Specialty produce market potential
According to Noah, there’s big potential in the specialty produce market, which is a key part of the UGS’ business plan. Noah is also really keen to develop a range of different educational programs to teach people how to grow their own food and build a community, in order for them to create a meaningful bond between chefs, farmers of all kinds and consumers.
“As for vertical farms, I don’t think they’re the entire solution to our food crisis, and frankly it's shortsighted and dishonest when people say otherwise. But they are for sure an indispensable component of a resilient food system going forward. With locations like our farm in particular (right in the middle of Sydney's CBD) they have the power to connect people to food production and start conversations around the future of our cities and how we nourish the human populations within them,” Noah affirms.
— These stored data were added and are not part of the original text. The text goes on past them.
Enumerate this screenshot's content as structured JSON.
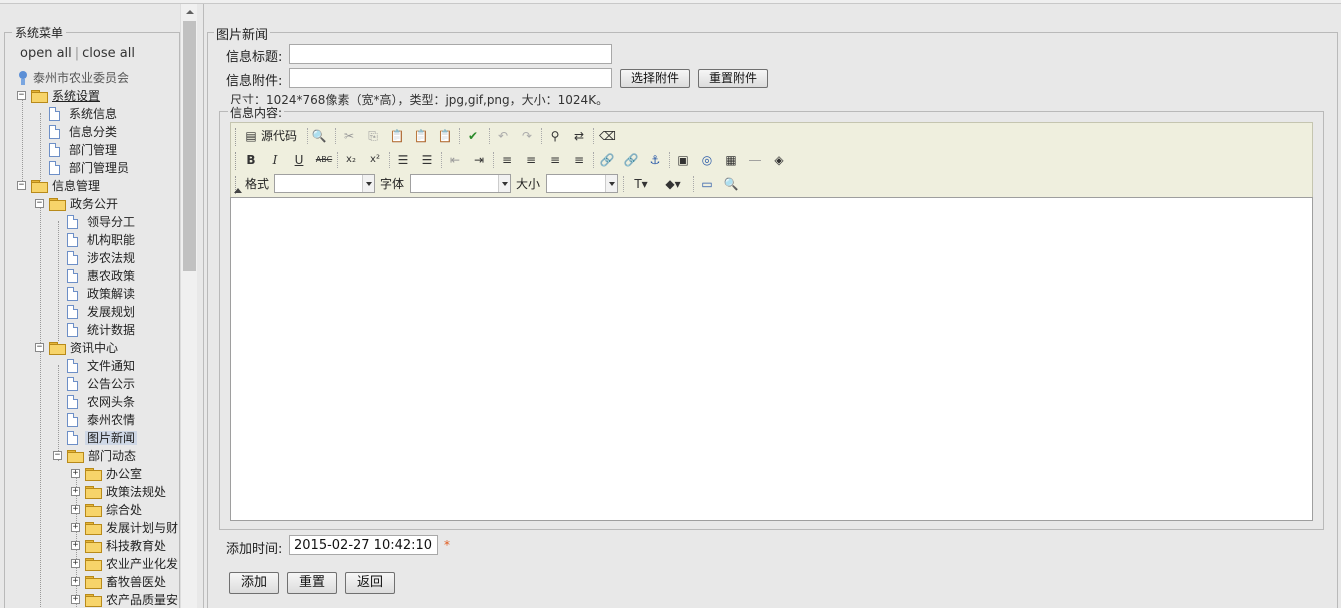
{
  "sidebar": {
    "legend": "系统菜单",
    "open_all": "open all",
    "separator": "|",
    "close_all": "close all",
    "root": "泰州市农业委员会",
    "nodes": [
      "系统设置",
      "系统信息",
      "信息分类",
      "部门管理",
      "部门管理员",
      "信息管理",
      "政务公开",
      "领导分工",
      "机构职能",
      "涉农法规",
      "惠农政策",
      "政策解读",
      "发展规划",
      "统计数据",
      "资讯中心",
      "文件通知",
      "公告公示",
      "农网头条",
      "泰州农情",
      "图片新闻",
      "部门动态",
      "办公室",
      "政策法规处",
      "综合处",
      "发展计划与财",
      "科技教育处",
      "农业产业化发",
      "畜牧兽医处",
      "农产品质量安"
    ]
  },
  "form": {
    "legend": "图片新闻",
    "title_label": "信息标题:",
    "title_value": "",
    "attach_label": "信息附件:",
    "attach_value": "",
    "choose_attach": "选择附件",
    "reset_attach": "重置附件",
    "hint": "尺寸：1024*768像素（宽*高），类型：jpg,gif,png，大小：1024K。",
    "content_legend": "信息内容:",
    "time_label": "添加时间:",
    "time_value": "2015-02-27 10:42:10",
    "required_mark": "*",
    "add": "添加",
    "reset": "重置",
    "back": "返回"
  },
  "toolbar": {
    "source": "源代码",
    "format_label": "格式",
    "font_label": "字体",
    "size_label": "大小",
    "bold": "B",
    "italic": "I",
    "underline": "U",
    "strike": "ABC"
  }
}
Ever since the beginning, the company wanted to stay sustainable in all its processes, rather than retrofitting their systems later on. UGS uses biodegradable packaging which is a simple solution using recycled paper sleeves. However, Noah admits that they still have to transition from the (albeit recyclable) plastic cups where herbs are sold. Rather than sell the punnet packaged inside a single-use plastic sleeve, instead, they place it inside bio cups that can then be collected from customers after using them, and put into circulation again.
“Especially when we started, many discouraged us to use our sustainable packaging as it’s more expensive and too much of an effort. However, we now see that the looks really stick to people and it’s the first thing they comment on,” he adds. Throughout various lockdowns, UGS also had time to innovate, growing some of their live herbs in fully biodegradable plastic-free cups, as well as building a much more efficient watering system.